Las horas complicadas abarcan desde las 7 de la mañana hasta las 8 con el ingreso de los empleados y alumnos, continúa entre las 12.45 y las 14, y el caos sigue entre las 18 y las 20.30, entre salida de alumnos, más empleados públicos y empleados de comercio.
Para el administrador de Tránsito municipal Ángel Barrientos, los grandes problemas surgen por la gran cantidad de vehículos que circulan en un microcentro “angosto”, que es imposible controlar si no hay compromiso de las partes.
“Sabemos que hay un problema que es el tránsito, pero sucede que la gente no sabe usar inteligentemente las arterias del microcentro y evitar así los graves problemas.
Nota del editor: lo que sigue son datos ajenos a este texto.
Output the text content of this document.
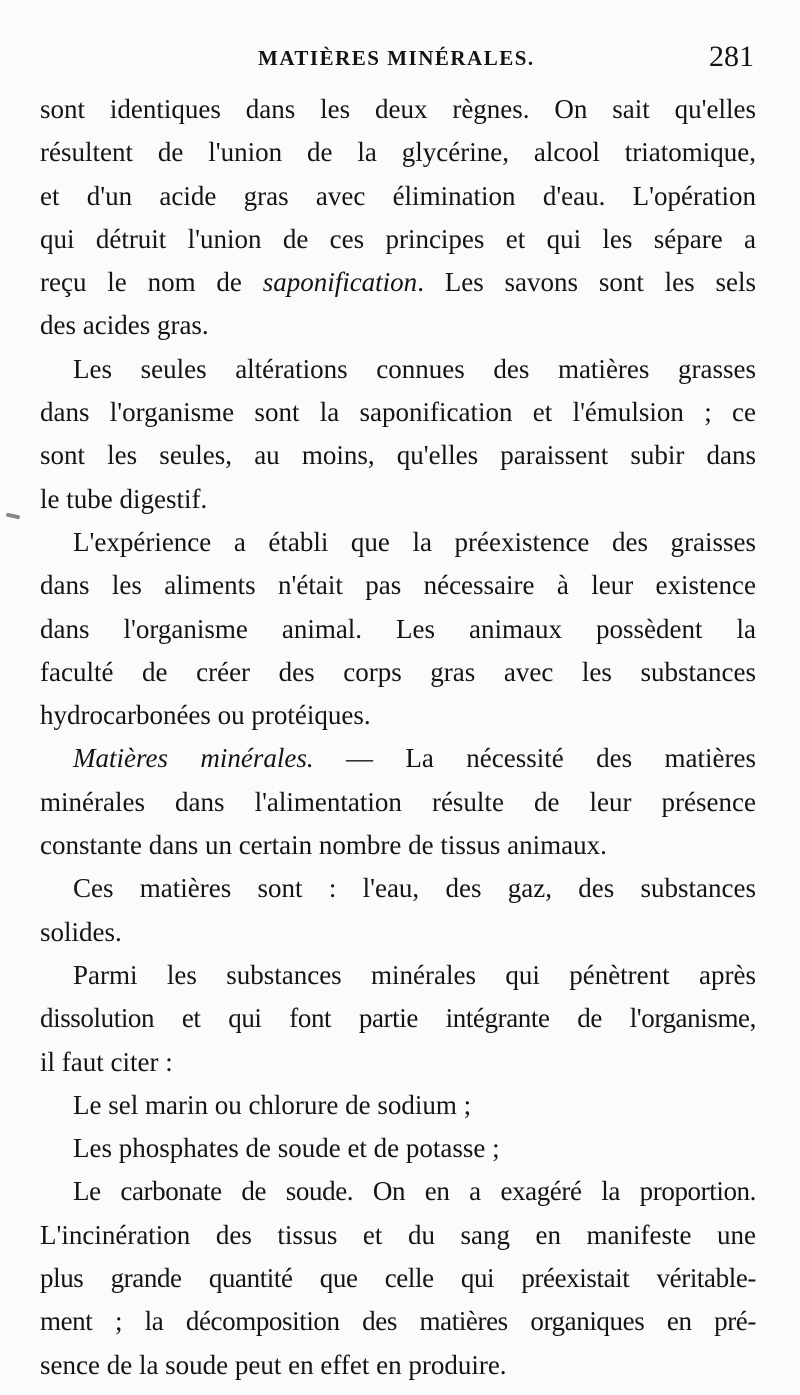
MATIÈRES MINÉRALES.	281
sont identiques dans les deux règnes. On sait qu'elles
résultent de l'union de la glycérine, alcool triatomique,
et d'un acide gras avec élimination d'eau. L'opération
qui détruit l'union de ces principes et qui les sépare a
reçu le nom de saponification. Les savons sont les sels
des acides gras.
Les seules altérations connues des matières grasses
dans l'organisme sont la saponification et l'émulsion ; ce
sont les seules, au moins, qu'elles paraissent subir dans
le tube digestif.
L'expérience a établi que la préexistence des graisses
dans les aliments n'était pas nécessaire à leur existence
dans l'organisme animal. Les animaux possèdent la
faculté de créer des corps gras avec les substances
hydrocarbonées ou protéiques.
Matières minérales. — La nécessité des matières
minérales dans l'alimentation résulte de leur présence
constante dans un certain nombre de tissus animaux.
Ces matières sont : l'eau, des gaz, des substances
solides.
Parmi les substances minérales qui pénètrent après
dissolution et qui font partie intégrante de l'organisme,
il faut citer :
Le sel marin ou chlorure de sodium ;
Les phosphates de soude et de potasse ;
Le carbonate de soude. On en a exagéré la proportion.
L'incinération des tissus et du sang en manifeste une
plus grande quantité que celle qui préexistait véritable-
ment ; la décomposition des matières organiques en pré-
sence de la soude peut en effet en produire.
Se paran en doble fila, no les importa nada, no hay respeto por el otro ni por las normas”, detalló.
Manifestó que el parque automotor mucho tiene que ver con el caos, ya que desde 2009 a la fecha aumentó un 30 por ciento más, llevando el número de vehículos entre motos, autos, taxis, transportes escolares y otros a 70.000 unidades que saturan la ciudad diariamente.
Los datos pertenecen hasta el mes anterior, y estiman que a fin de año serán más.
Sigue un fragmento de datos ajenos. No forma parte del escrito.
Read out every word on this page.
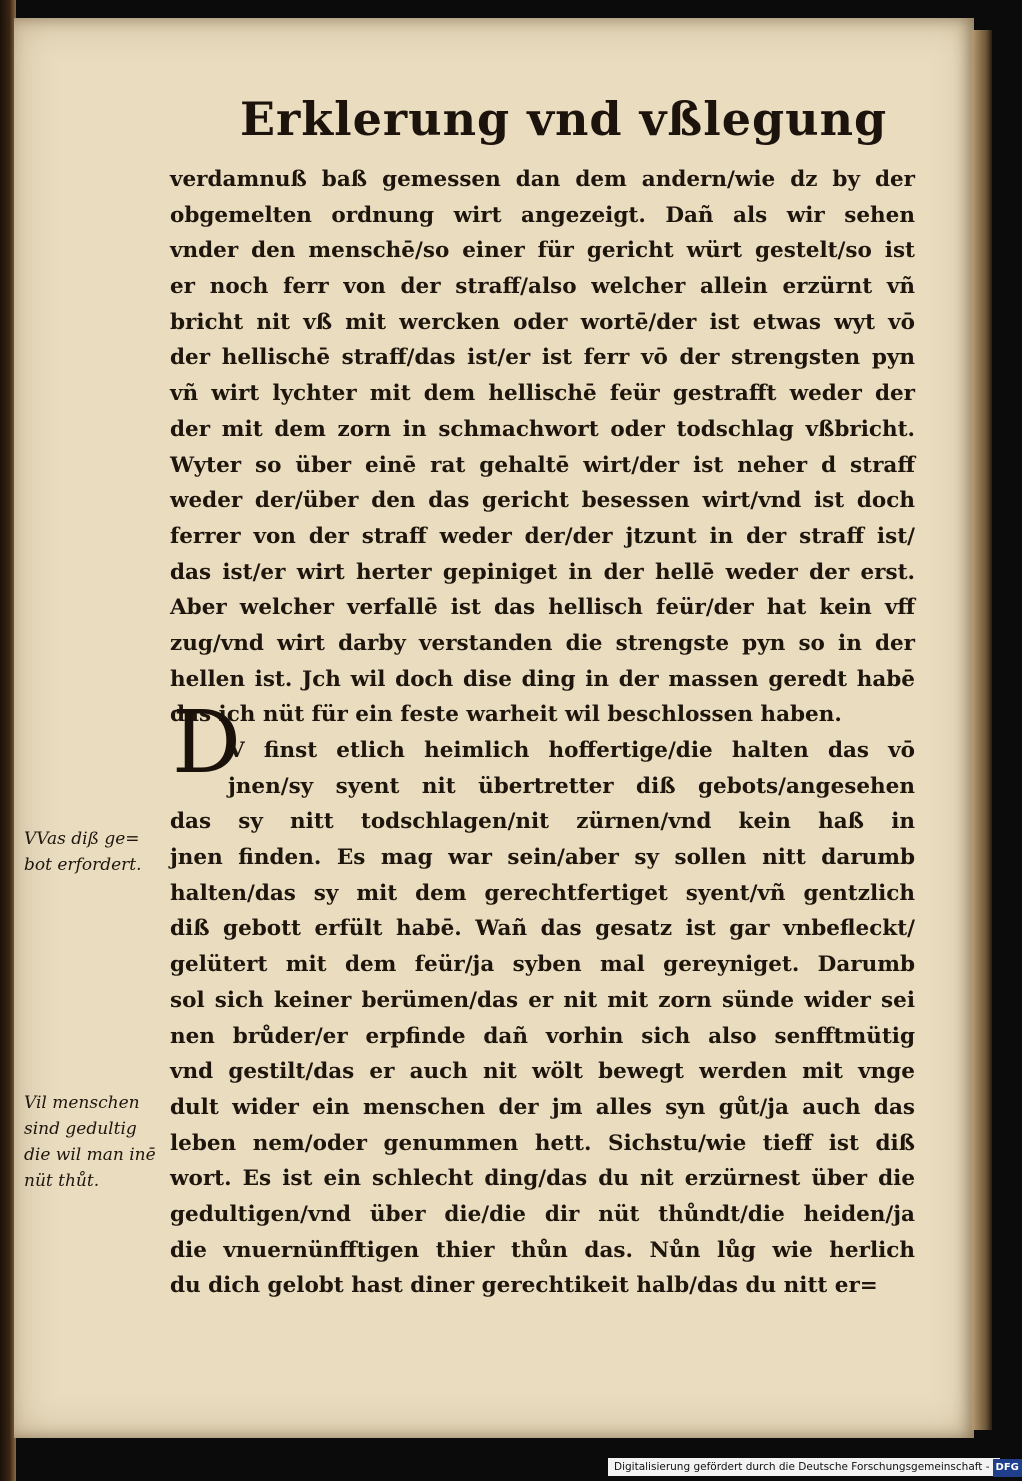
Erklerung vnd vßlegung
verdamnuß baß gemessen dan dem andern/wie dz by der
obgemelten ordnung wirt angezeigt. Dañ als wir sehen
vnder den menschē/so einer für gericht würt gestelt/so ist
er noch ferr von der straff/also welcher allein erzürnt vñ
bricht nit vß mit wercken oder wortē/der ist etwas wyt vō
der hellischē straff/das ist/er ist ferr vō der strengsten pyn
vñ wirt lychter mit dem hellischē feür gestrafft weder der
der mit dem zorn in schmachwort oder todschlag vßbricht.
Wyter so über einē rat gehaltē wirt/der ist neher d straff
weder der/über den das gericht besessen wirt/vnd ist doch
ferrer von der straff weder der/der jtzunt in der straff ist/
das ist/er wirt herter gepiniget in der hellē weder der erst.
Aber welcher verfallē ist das hellisch feür/der hat kein vff
zug/vnd wirt darby verstanden die strengste pyn so in der
hellen ist. Jch wil doch dise ding in der massen geredt habē
das ich nüt für ein feste warheit wil beschlossen haben.
V finst etlich heimlich hoffertige/die halten das vō
jnen/sy syent nit übertretter diß gebots/angesehen
das sy nitt todschlagen/nit zürnen/vnd kein haß in
jnen finden. Es mag war sein/aber sy sollen nitt darumb
halten/das sy mit dem gerechtfertiget syent/vñ gentzlich
diß gebott erfült habē. Wañ das gesatz ist gar vnbefleckt/
gelütert mit dem feür/ja syben mal gereyniget. Darumb
sol sich keiner berümen/das er nit mit zorn sünde wider sei
nen brůder/er erpfinde dañ vorhin sich also senfftmütig
vnd gestilt/das er auch nit wölt bewegt werden mit vnge
dult wider ein menschen der jm alles syn gůt/ja auch das
leben nem/oder genummen hett. Sichstu/wie tieff ist diß
wort. Es ist ein schlecht ding/das du nit erzürnest über die
gedultigen/vnd über die/die dir nüt thůndt/die heiden/ja
die vnuernünfftigen thier thůn das. Nůn lůg wie herlich
du dich gelobt hast diner gerechtikeit halb/das du nitt er=
D
VVas diß ge=
bot erfordert.
Vil menschen
sind gedultig
die wil man inē
nüt thůt.
Digitalisierung gefördert durch die Deutsche Forschungsgemeinschaft - DFG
La falta de educación vial y de respeto por las normas no sólo es el detonante para que el caos se genere, sino también los escasos agentes de tránsito, quienes no superan los 50 por día.
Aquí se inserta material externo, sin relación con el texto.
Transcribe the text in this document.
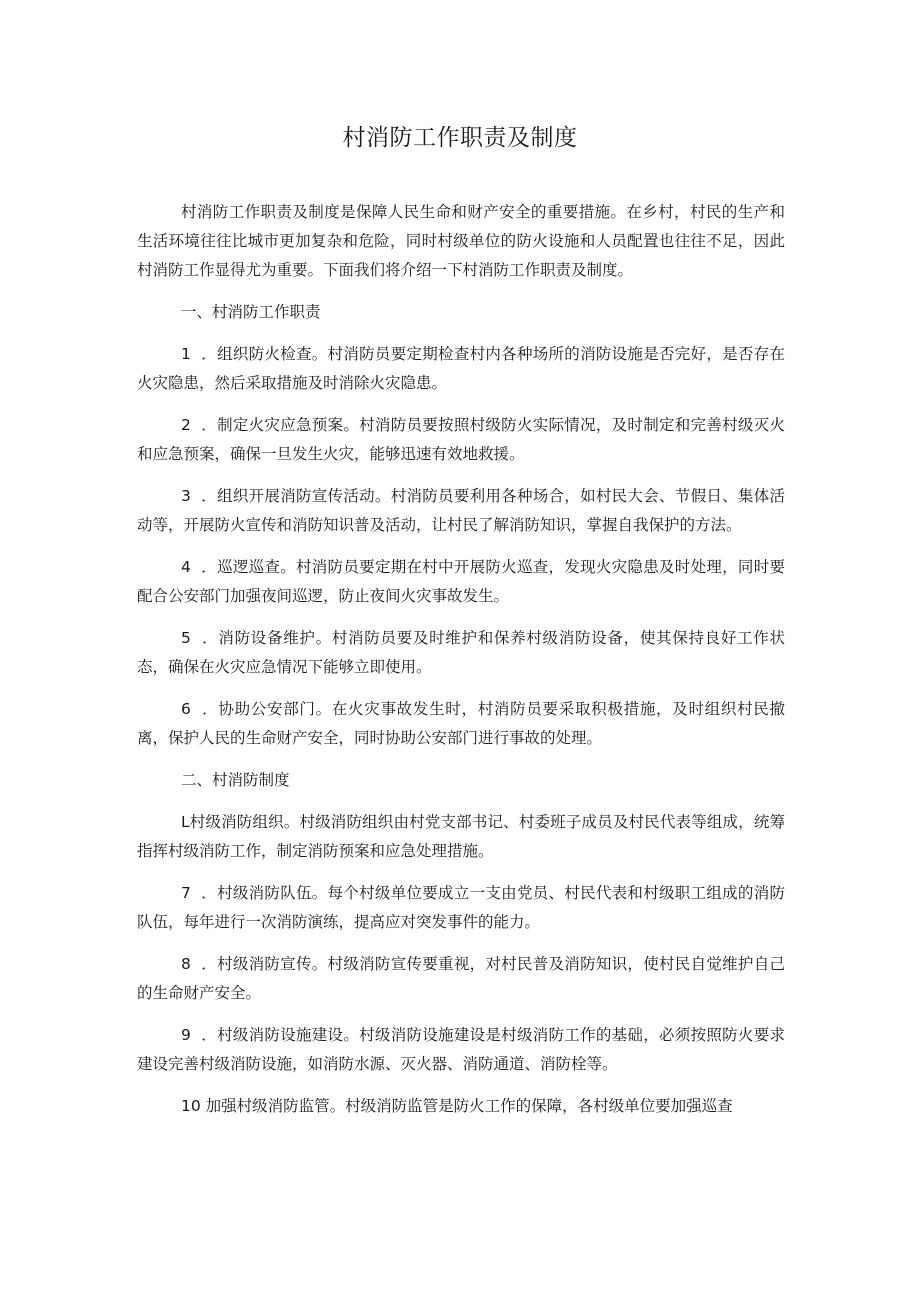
村消防工作职责及制度

村消防工作职责及制度是保障人民生命和财产安全的重要措施。在乡村，村民的生产和生活环境往往比城市更加复杂和危险，同时村级单位的防火设施和人员配置也往往不足，因此村消防工作显得尤为重要。下面我们将介绍一下村消防工作职责及制度。

一、村消防工作职责

1 ．组织防火检查。村消防员要定期检查村内各种场所的消防设施是否完好，是否存在火灾隐患，然后采取措施及时消除火灾隐患。

2 ．制定火灾应急预案。村消防员要按照村级防火实际情况，及时制定和完善村级灭火和应急预案，确保一旦发生火灾，能够迅速有效地救援。

3 ．组织开展消防宣传活动。村消防员要利用各种场合，如村民大会、节假日、集体活动等，开展防火宣传和消防知识普及活动，让村民了解消防知识，掌握自我保护的方法。

4 ．巡逻巡查。村消防员要定期在村中开展防火巡查，发现火灾隐患及时处理，同时要配合公安部门加强夜间巡逻，防止夜间火灾事故发生。

5 ．消防设备维护。村消防员要及时维护和保养村级消防设备，使其保持良好工作状态，确保在火灾应急情况下能够立即使用。

6 ．协助公安部门。在火灾事故发生时，村消防员要采取积极措施，及时组织村民撤离，保护人民的生命财产安全，同时协助公安部门进行事故的处理。

二、村消防制度

L村级消防组织。村级消防组织由村党支部书记、村委班子成员及村民代表等组成，统筹指挥村级消防工作，制定消防预案和应急处理措施。

7 ．村级消防队伍。每个村级单位要成立一支由党员、村民代表和村级职工组成的消防队伍，每年进行一次消防演练，提高应对突发事件的能力。

8 ．村级消防宣传。村级消防宣传要重视，对村民普及消防知识，使村民自觉维护自己的生命财产安全。

9 ．村级消防设施建设。村级消防设施建设是村级消防工作的基础，必须按照防火要求建设完善村级消防设施，如消防水源、灭火器、消防通道、消防栓等。

10 加强村级消防监管。村级消防监管是防火工作的保障，各村级单位要加强巡查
Ante esto Barrientos se limitó a responder que “la población no se concientiza y no respeta al agente, quienes no pueden con los miles de infractores diarios. Para colmo de males la gente los trata mal, los quiere coimear, y no les tienen respeto”.
Agregó que “falta comunicación y especialmente capacitación, no puede ser que no sepamos utilizar las arterias: si estamos en Salta y Güemes y tenemos que ir a la UNCA no pasemos por calle Salta, tomemos otra alternativa y evitemos generar caos”.
Lo lamentable del caso es que en las horas llamadas pico y en las arterias de mayor concentración, como son los “corredores rápidos” (Salta, Esquiú, Chacabuco, Maipú, República, San Martín), los accidentes de tránsito suceden todos los días. Más grave aún, es que no se conocen proyectos viables para ordenar el tránsito en el microcentro catamarqueño, lo que altera a toda la sociedad.

Primer accionar

Es válido destacar que la medida de desviar el transporte público por calle Rojas fue acertada, fue tomada con respeto y en gran parte se cumple. Esto descomprimió en parte la calle Esquiú, una decisión que si bien fue para evitar mayores daños al Convento de San Francisco, posibilitó una mejor circulación, aunque en las horas pico transitar por Esquiú desde Salta hasta Maipú es una odisea que dura como mínimo 15 minutos... para recorrer cuatro cuadras.